Marine bioresources have a significant economic impact on coastal areas. The production of shellfish, fish and other protein sources in inland and coastal waters is an ancestral activity. These are sectors that provide local jobs with significant technological development.
This area of strategic action covers all marine and freshwater biological production, within the framework of the land/sea continuum (fish farming, macro and microalgae, etc.), with an objective of sustainable development and strong innovation potential.
These productions are structured into three sectors:
- Sustainable fishing encompasses activities related to the exploitation of fishery resources and addresses the entire production process, from professional fishing (including shore-based, artisanal, offshore, and industrial) from upstream to the valorisation of catches downstream (whole products, fresh, first processing); It integrates interactions with recreational fishing and with other users of the marine space.

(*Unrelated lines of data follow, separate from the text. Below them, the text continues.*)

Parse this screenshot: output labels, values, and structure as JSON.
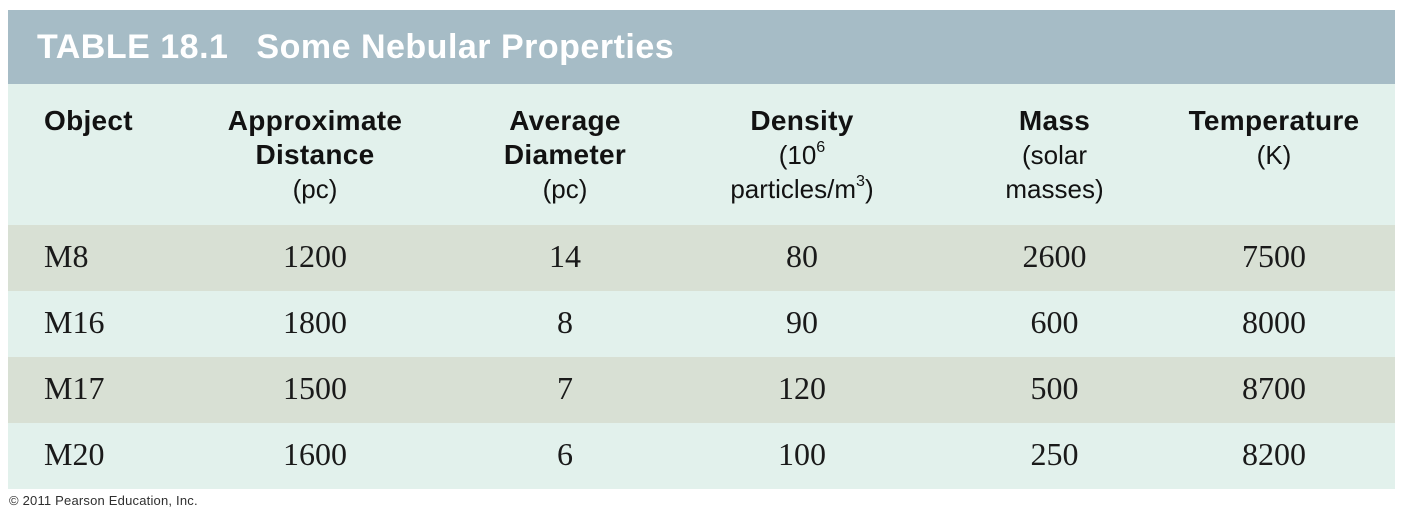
{
  "colors": {
    "title_bar_bg": "#a6bcc6",
    "title_text": "#ffffff",
    "header_bg": "#e2f1ec",
    "row_odd_bg": "#d8e0d4",
    "row_even_bg": "#e2f1ec",
    "header_text": "#121212",
    "data_text": "#1a1a1a",
    "copyright_text": "#2f2f2f"
  },
  "table": {
    "label": "TABLE 18.1",
    "title": "Some Nebular Properties",
    "columns": {
      "object": {
        "title": "Object"
      },
      "distance": {
        "title_line1": "Approximate",
        "title_line2": "Distance",
        "unit": "(pc)"
      },
      "diameter": {
        "title_line1": "Average",
        "title_line2": "Diameter",
        "unit": "(pc)"
      },
      "density": {
        "title": "Density",
        "unit_line1": {
          "base": "(10",
          "sup": "6"
        },
        "unit_line2": {
          "base": "particles/m",
          "sup": "3",
          "close": ")"
        }
      },
      "mass": {
        "title": "Mass",
        "unit_line1": "(solar",
        "unit_line2": "masses)"
      },
      "temperature": {
        "title": "Temperature",
        "unit": "(K)"
      }
    },
    "rows": [
      {
        "object": "M8",
        "distance": "1200",
        "diameter": "14",
        "density": "80",
        "mass": "2600",
        "temperature": "7500"
      },
      {
        "object": "M16",
        "distance": "1800",
        "diameter": "8",
        "density": "90",
        "mass": "600",
        "temperature": "8000"
      },
      {
        "object": "M17",
        "distance": "1500",
        "diameter": "7",
        "density": "120",
        "mass": "500",
        "temperature": "8700"
      },
      {
        "object": "M20",
        "distance": "1600",
        "diameter": "6",
        "density": "100",
        "mass": "250",
        "temperature": "8200"
      }
    ]
  },
  "footer": {
    "copyright": "© 2011 Pearson Education, Inc."
  }
}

- Sustainable aquaculture covers all production activities of animal species (vertebrates and invertebrates) and plants for fish farming, shellfish farming, seaweed farming (macro and micro-algae) and integrated multi-trophic aquaculture — offshore or onshore.
- Blue biotechnology relying on co-products and products from the two aforementioned sectors (microalgae, macroalgae, sponges, bacteria, etc.). In the different stages of the value chain: Knowledge and characterisation of the potential of marine biodiversity for the development of high-performance natural assets, production of precursors of bio-sourced and biodegradable materials, industrial development of optimised, clean and profitable biotechnological processes for the extraction and production of molecules/extracts from marine, fishing or aquaculture biomass.